По единому для всех отчаявшихся закону непокорный Шаббат заплакал, и даже он сам не мог сказать, игра эти слезы или все-таки свидетельство его реальных страданий. И тогда его мать высказалась во второй раз за этот вечер — попыталась утешить своего оставшегося в живых мальчика, сидящего на чужой кухне. «Это просто человеческая жизнь, — сказала она, — мука, которую каждый должен вытерпеть».
Шаббат (которому нравилось думать, что недоверие к искренности других — его оружие против предательства) решил было, что одурачил даже привидение. Но всхлипывая, — а голова его в это время, как мешок с песком, лежала на кухонном столе, — он подумал: «И все-таки как мне хочется поплакать!»
Хочется? Пожалуйста. Нет, Шаббат ничему не поверил из того, что сам говорил, он уже долгие годы не верил ни одному своему слову; чем ближе он подбирался к осознанию того, почему стал таким, а не каким-нибудь иным неудачником, тем дальше оказывался от истины. Истинная жизнь — это у других, то есть они так думают.
Норман потянулся через стол и взял Шаббата за руку.
Хорошо. Они оставят его у себя по крайней мере на неделю.
— Ты-то, — сказал он Норману, — ты-то понимаешь, что на самом деле имеет значение.
— Да, в искусстве жить я достиг большого мастерства. Вот почему я уже восемь месяцев на прозаке.
— А я умею только сопротивляться.
— Это и еще кое-что.
— Самая что ни на есть банальная, обычная дерьмовая жизнь.
— Тебе пиво ударило в голову. Когда человек измучен и устал, как ты, он склонен всё преувеличивать. Это во многом из-за самоубийства Линка. Мы все через это прошли.
— Я всем отвратителен.
— Да перестань, — ответил Норман, сжимая руку Шаббата…

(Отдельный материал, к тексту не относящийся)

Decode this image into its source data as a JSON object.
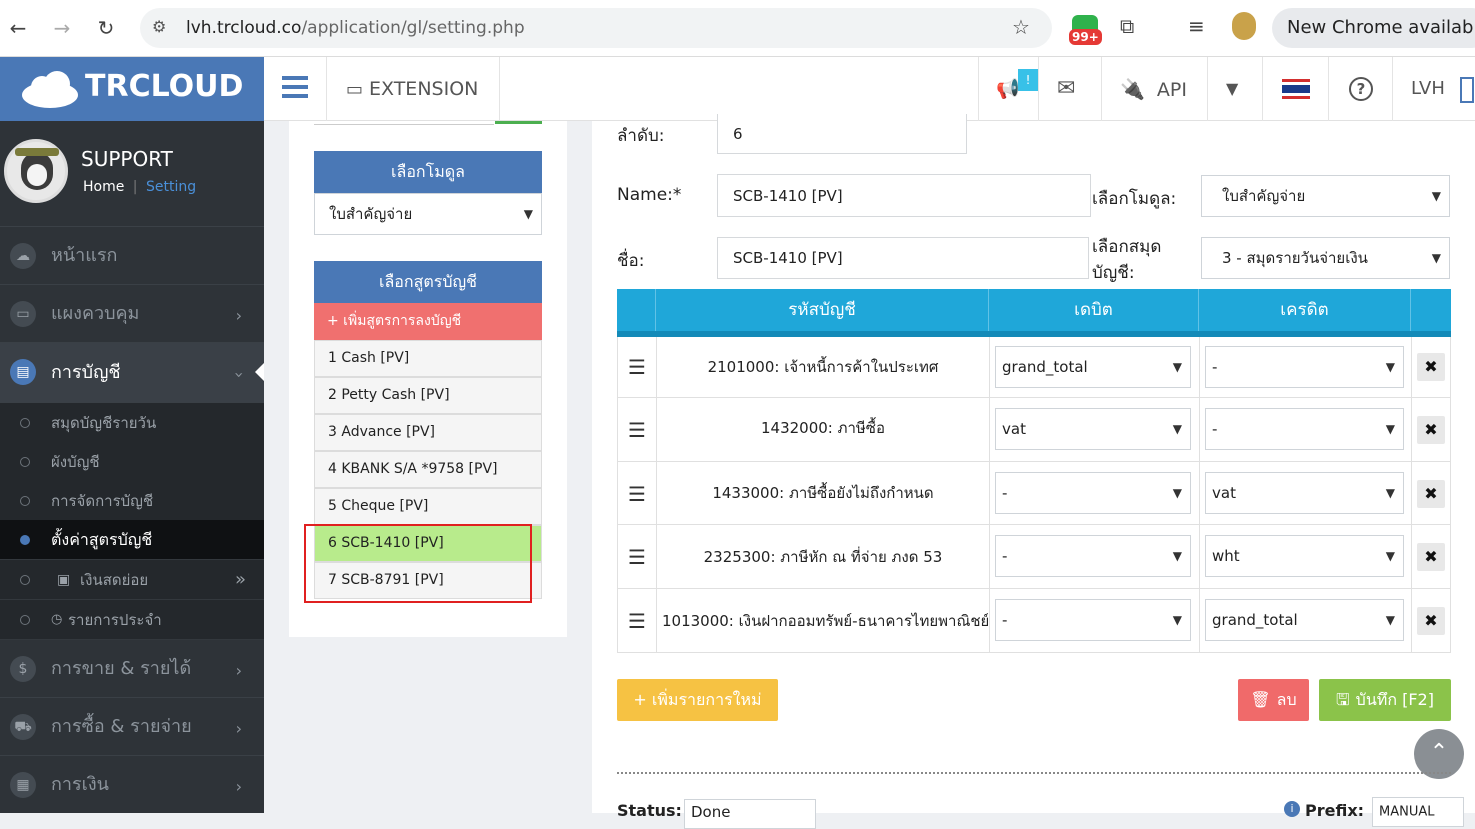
{
  "browser": {
    "url_host": "lvh.trcloud.co",
    "url_path": "/application/gl/setting.php",
    "ext_badge": "99+",
    "update_banner": "New Chrome available"
  },
  "header": {
    "logo": "TRCLOUD",
    "extension_label": "EXTENSION",
    "notif_count": "!",
    "api_label": "API",
    "user_label": "LVH"
  },
  "profile": {
    "name": "SUPPORT",
    "crumb_home": "Home",
    "crumb_sep": "|",
    "crumb_current": "Setting"
  },
  "sidebar": {
    "main": [
      {
        "label": "หน้าแรก",
        "icon": "cloud-icon"
      },
      {
        "label": "แผงควบคุม",
        "icon": "monitor-icon"
      },
      {
        "label": "การบัญชี",
        "icon": "book-icon"
      },
      {
        "label": "การขาย & รายได้",
        "icon": "dollar-icon"
      },
      {
        "label": "การซื้อ & รายจ่าย",
        "icon": "cart-icon"
      },
      {
        "label": "การเงิน",
        "icon": "calendar-icon"
      }
    ],
    "sub": [
      {
        "label": "สมุดบัญชีรายวัน"
      },
      {
        "label": "ผังบัญชี"
      },
      {
        "label": "การจัดการบัญชี"
      },
      {
        "label": "ตั้งค่าสูตรบัญชี"
      },
      {
        "label": "เงินสดย่อย"
      },
      {
        "label": "รายการประจำ"
      }
    ]
  },
  "left_panel": {
    "module_title": "เลือกโมดูล",
    "module_value": "ใบสำคัญจ่าย",
    "formula_title": "เลือกสูตรบัญชี",
    "add_formula": "+ เพิ่มสูตรการลงบัญชี",
    "formulas": [
      {
        "label": "1 Cash [PV]"
      },
      {
        "label": "2 Petty Cash [PV]"
      },
      {
        "label": "3 Advance [PV]"
      },
      {
        "label": "4 KBANK S/A *9758 [PV]"
      },
      {
        "label": "5 Cheque [PV]"
      },
      {
        "label": "6 SCB-1410 [PV]"
      },
      {
        "label": "7 SCB-8791 [PV]"
      }
    ],
    "selected_index": 5
  },
  "form": {
    "order_label": "ลำดับ:",
    "order_value": "6",
    "name_label": "Name:*",
    "name_value": "SCB-1410 [PV]",
    "module_label": "เลือกโมดูล:",
    "module_value": "ใบสำคัญจ่าย",
    "thai_name_label": "ชื่อ:",
    "thai_name_value": "SCB-1410 [PV]",
    "journal_label": "เลือกสมุดบัญชี:",
    "journal_value": "3 - สมุดรายวันจ่ายเงิน",
    "col_account": "รหัสบัญชี",
    "col_debit": "เดบิต",
    "col_credit": "เครดิต",
    "rows": [
      {
        "account": "2101000: เจ้าหนี้การค้าในประเทศ",
        "debit": "grand_total",
        "credit": "-"
      },
      {
        "account": "1432000: ภาษีซื้อ",
        "debit": "vat",
        "credit": "-"
      },
      {
        "account": "1433000: ภาษีซื้อยังไม่ถึงกำหนด",
        "debit": "-",
        "credit": "vat"
      },
      {
        "account": "2325300: ภาษีหัก ณ ที่จ่าย ภงด 53",
        "debit": "-",
        "credit": "wht"
      },
      {
        "account": "1013000: เงินฝากออมทรัพย์-ธนาคารไทยพาณิชย์",
        "debit": "-",
        "credit": "grand_total"
      }
    ],
    "add_row_label": "+ เพิ่มรายการใหม่",
    "delete_label": "ลบ",
    "save_label": "บันทึก [F2]",
    "status_label": "Status:",
    "status_value": "Done",
    "prefix_label": "Prefix:",
    "prefix_value": "MANUAL"
  },
  "colors": {
    "brand": "#4a78b6",
    "grid_header": "#1fa7d9",
    "selected": "#b8eb8c",
    "add_formula": "#f0706f",
    "add_row": "#f6c243",
    "delete": "#f06a6a",
    "save": "#8bc34a"
  }
}
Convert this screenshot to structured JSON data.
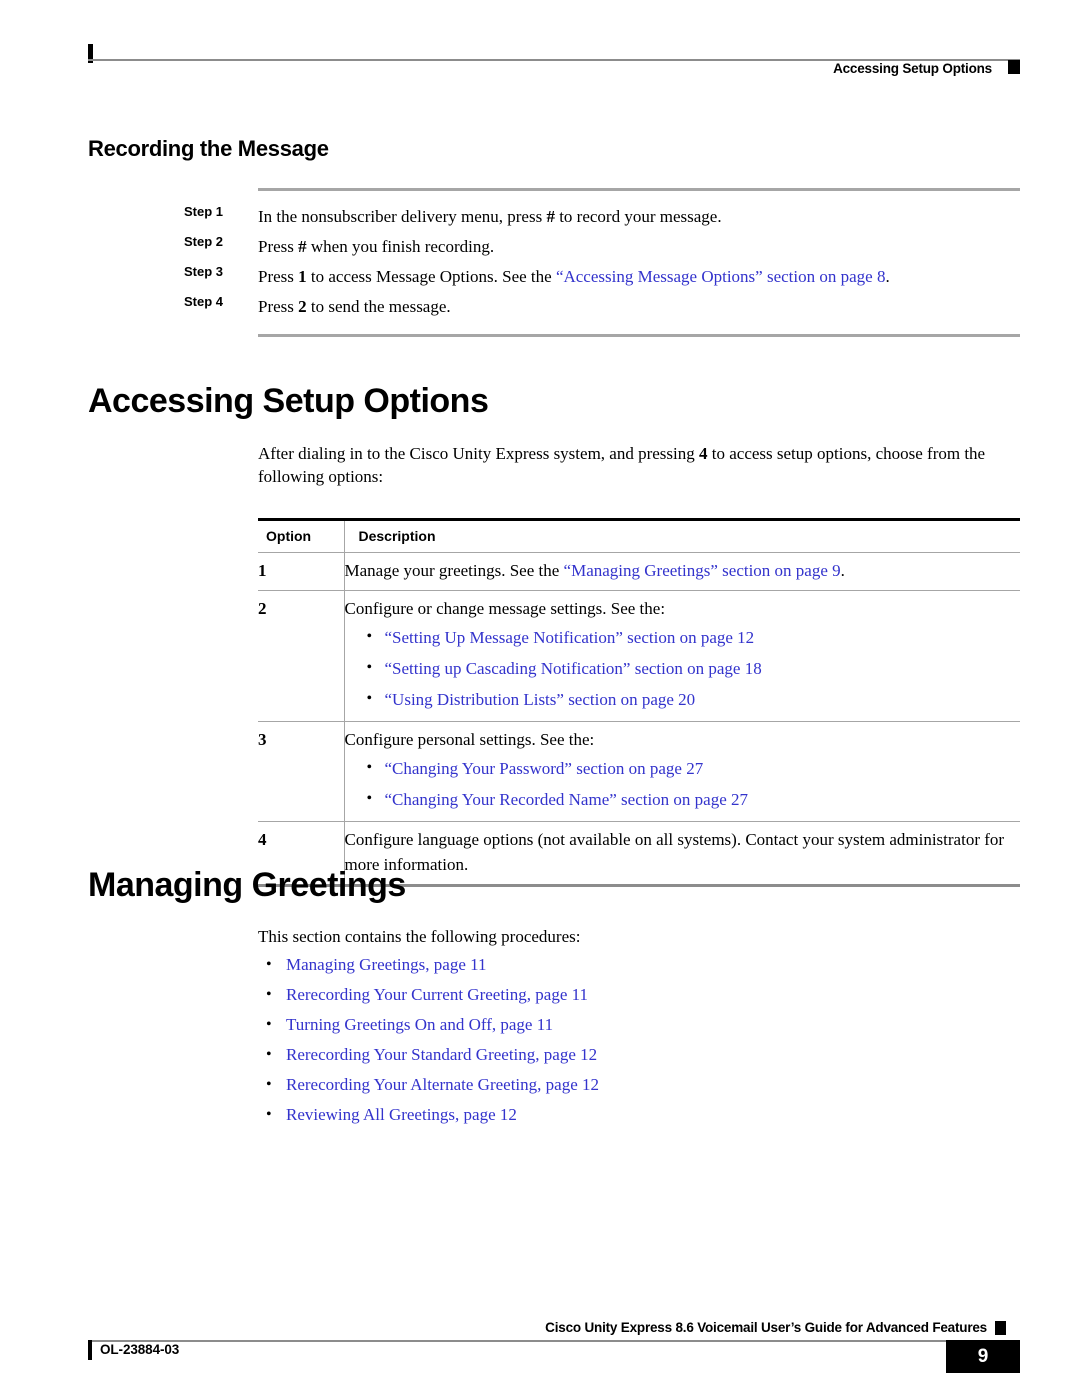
{
  "header": {
    "title": "Accessing Setup Options"
  },
  "sections": {
    "recording": {
      "heading": "Recording the Message",
      "steps": [
        {
          "label": "Step 1",
          "text_before": "In the nonsubscriber delivery menu, press ",
          "bold_key": "#",
          "text_after": " to record your message.",
          "link": "",
          "link_tail": ""
        },
        {
          "label": "Step 2",
          "text_before": "Press ",
          "bold_key": "#",
          "text_after": " when you finish recording.",
          "link": "",
          "link_tail": ""
        },
        {
          "label": "Step 3",
          "text_before": "Press ",
          "bold_key": "1",
          "text_after": " to access Message Options. See the ",
          "link": "“Accessing Message Options” section on page 8",
          "link_tail": "."
        },
        {
          "label": "Step 4",
          "text_before": "Press ",
          "bold_key": "2",
          "text_after": " to send the message.",
          "link": "",
          "link_tail": ""
        }
      ]
    },
    "accessing_setup_options": {
      "heading": "Accessing Setup Options",
      "intro_before": "After dialing in to the Cisco Unity Express system, and pressing ",
      "intro_key": "4",
      "intro_after": " to access setup options, choose from the following options:",
      "table": {
        "columns": [
          "Option",
          "Description"
        ],
        "rows": [
          {
            "option": "1",
            "desc_before": "Manage your greetings. See the ",
            "desc_link": "“Managing Greetings” section on page 9",
            "desc_after": ".",
            "bullets": []
          },
          {
            "option": "2",
            "desc_before": "Configure or change message settings. See the:",
            "desc_link": "",
            "desc_after": "",
            "bullets": [
              "“Setting Up Message Notification” section on page 12",
              "“Setting up Cascading Notification” section on page 18",
              "“Using Distribution Lists” section on page 20"
            ]
          },
          {
            "option": "3",
            "desc_before": "Configure personal settings. See the:",
            "desc_link": "",
            "desc_after": "",
            "bullets": [
              "“Changing Your Password” section on page 27",
              "“Changing Your Recorded Name” section on page 27"
            ]
          },
          {
            "option": "4",
            "desc_before": "Configure language options (not available on all systems). Contact your system administrator for more information.",
            "desc_link": "",
            "desc_after": "",
            "bullets": []
          }
        ]
      }
    },
    "managing_greetings": {
      "heading": "Managing Greetings",
      "intro": "This section contains the following procedures:",
      "procedures": [
        "Managing Greetings, page 11",
        "Rerecording Your Current Greeting, page 11",
        "Turning Greetings On and Off, page 11",
        "Rerecording Your Standard Greeting, page 12",
        "Rerecording Your Alternate Greeting, page 12",
        "Reviewing All Greetings, page 12"
      ]
    }
  },
  "footer": {
    "guide_title": "Cisco Unity Express 8.6 Voicemail User’s Guide for Advanced Features",
    "doc_id": "OL-23884-03",
    "page_number": "9"
  },
  "colors": {
    "link": "#3333CC",
    "rule_gray": "#8C8C8C",
    "text": "#000000"
  }
}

Но когда же наконец он скажет ему: «Знаешь, я думаю, тебе лучше поселиться у нас»? Потому что вернуться Шаббат не мог. Розеанна не потерпит его в доме, а Мэтью Балич вычислил его и так разъярен, что вполне способен убить. Некуда идти и нечего делать. Если Норман не скажет «оставайся», ему конец. Шаббат вдруг поднял от стола голову и сказал:
— Моя мать находилась в состоянии кататонической депрессии с тех пор, как мне исполнилось пятнадцать.
— Ты мне никогда не говорил.
— Моего брата убили на войне.
— И этого я не знал.
— Мы были одной из семей с золотой звездой в окне. Для меня это значило, что не только брат умер, но и мать тоже умерла. Весь день в школе я думал: «Вот бы я пришел домой — а он там», или: «Вот бы он вернулся, когда кончится война». Как страшно было видеть в окне эту золотую звезду возвращаясь из школы. Иногда я почти забывал о брате, но, подходя к дому, снова видел звезду. Может быть, я и в море для этого ушел — чтобы убраться от нее подальше. Эта звезда означала: «В этом доме люди пережили нечто ужасное». Дом с золотой звездой — территория страдания.
— А потом ты женился и твоя жена пропала.
— Да, но я очень поумнел после этого. Я больше никогда не смел думать о будущем. Что мне могло дать будущее? Я никогда больше ни на что не надеюсь. Думаю только о том, как в будущем справиться с плохими новостями.
Говорить о своей жизни разумно и здраво показалось ему еще более фальшивым, чем рыдать. Каждое слово, каждый слог — еще одна моль, прогрызающая дырочку в правде.
— Тебе все еще тяжело думать о Никки?
— Нет, — ответил Шаббат, — вовсе нет. Сейчас, тридцать лет спустя, думаешь только: «Да что это, черт возьми, такое было?» Чем старше я становлюсь, тем менее реальным все это кажется. Вопросы, которыми тогда, в молодости, мучился, — а вдруг она пошла туда, а вдруг она пошла сюда, — все это больше не имеет никакого значения. Она всегда жаждала чего-то, что, кажется, только ее мать могла ей дать. Возможно, она до сих пор ищет чего-то такого. Так я думал тогда. А теперь, глядя на это издалека, думаешь только: «Неужели это действительно было?»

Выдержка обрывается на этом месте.